Bild: Selbst Halloween wird in Berlin seit vielen Jahren gefeiert
Bei der Suche nach Berliner Geistern kommt man an einem Friedhof natürlich
nicht vorbei. Die Geisterjägerin Sarah Khan führt über den
Dorotheenstädtischen Friedhof in Mitte, wo die geistige und künstlerische
Elite Deutschlands zu Grabe getragen wird. Zwischen den Ruhestätten von
Heinrich Mann, Heiner Müller und Bertolt Brecht streunt wie bestellt eine
schwarze Katze herum. Zum Glück nicht von links nach rechts - ein alter
Volksglauben besagt, das bringe Unglück. Eingemummelt in einen dunklen
Dufflecoat und mit tief in die Stirn gezogener Strickmütze läuft die
38-Jährige über den Prominentenfriedhof und erzählt Geistergeschichten.

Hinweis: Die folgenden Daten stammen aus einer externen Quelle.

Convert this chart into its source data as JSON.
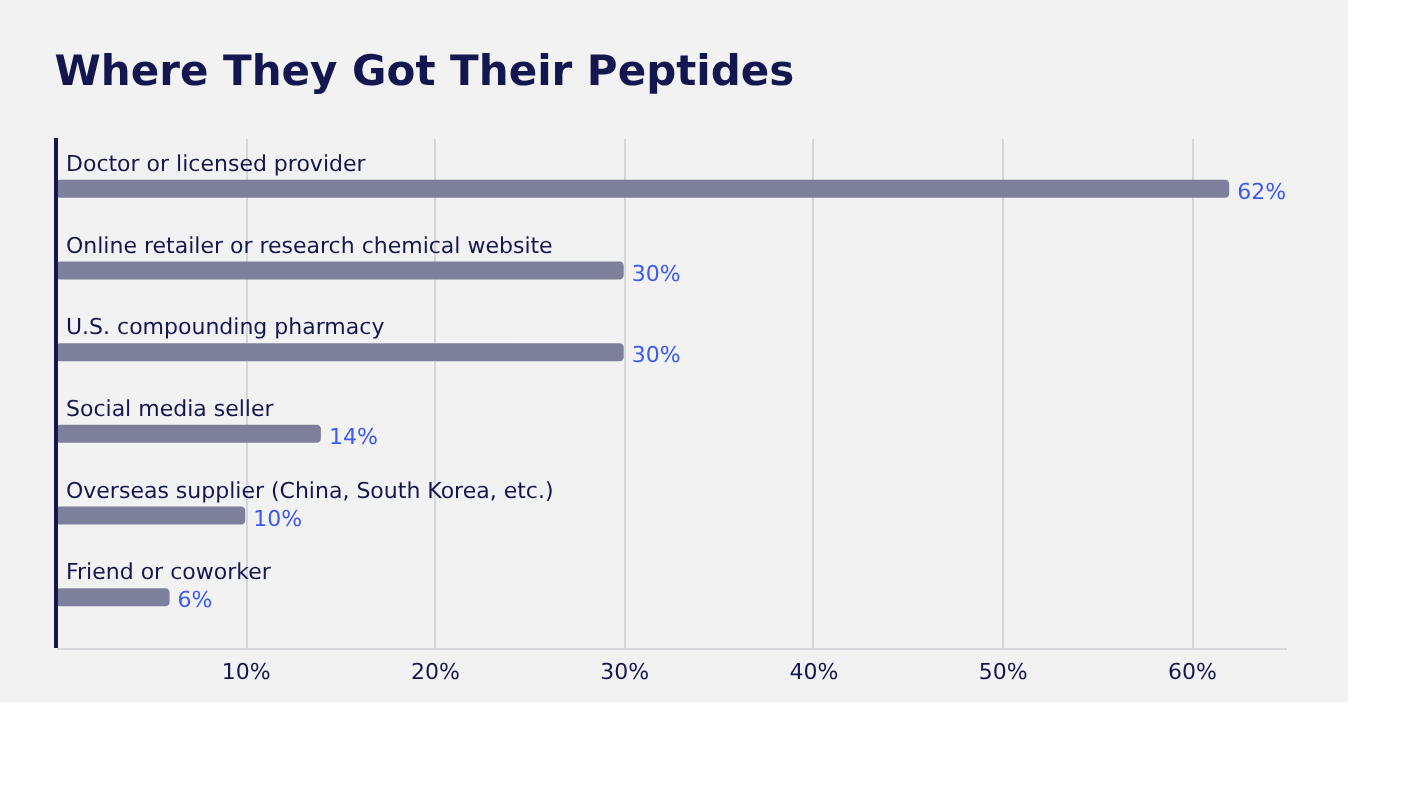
{
  "chart_data": {
    "type": "bar",
    "orientation": "horizontal",
    "title": "Where They Got Their Peptides",
    "categories": [
      "Doctor or licensed provider",
      "Online retailer or research chemical website",
      "U.S. compounding pharmacy",
      "Social media seller",
      "Overseas supplier (China, South Korea, etc.)",
      "Friend or coworker"
    ],
    "values": [
      62,
      30,
      30,
      14,
      10,
      6
    ],
    "value_labels": [
      "62%",
      "30%",
      "30%",
      "14%",
      "10%",
      "6%"
    ],
    "color": "#7e809b",
    "xticks": [
      {
        "value": 10,
        "label": "10%"
      },
      {
        "value": 20,
        "label": "20%"
      },
      {
        "value": 30,
        "label": "30%"
      },
      {
        "value": 40,
        "label": "40%"
      },
      {
        "value": 50,
        "label": "50%"
      },
      {
        "value": 60,
        "label": "60%"
      }
    ],
    "xlim": [
      0,
      65
    ],
    "grid": "x",
    "tick_labels": "x"
  }
}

Gleich drei sollen sich hier in der Gegend rund um den Nordbahnhof
zugetragen haben.
Die erste spielt auf dem Charitégelände direkt hinter der Friedhofsmauer.
"Im 18. Jahrhundert gab es dort einen Armenfriedhof", erzählt Khan. Der
Geist einer Dienstmagd, die dort begraben liege, habe ein Haus in der nahen
Invalidenstraße immer wieder heimgesucht. Sie fand heraus, dass in dem Haus
ein Offizier lebte, in den die Dienstmagd unglücklich verliebt war. Die Wut
auf den Offizier, der sie verschmähte, so Khan, habe die Magd keine Ruhe
finden lassen.
"Berlin ist die Stadt der Geister, weil es hier so eine hohe Konzentration
an geplatzten Träumen und ein unglaubliches Gewaltpotenzial gibt", erklärt
die Geisterexpertin. Ihr zufolge sind Geister rastlose Untote, die in ihre
alten Häuser zurückkehren. Im Gegensatz zu anderen Großstädten hätten die
Geister in Berlin immer noch eine große Chance, ihre Häuser im alten
Zustand vorzufinden. "Durch den Sanierungswahn geht diese Phase natürlich
auch bald zu Ende", prophezeit Khan. Die ewige Ruhe bleibe den Gespenstern
verwehrt, weil sie in ihrem irdischen Dasein ein unerfülltes Leben geführt
haben oder unter grausamen Umständen umgekommen sind.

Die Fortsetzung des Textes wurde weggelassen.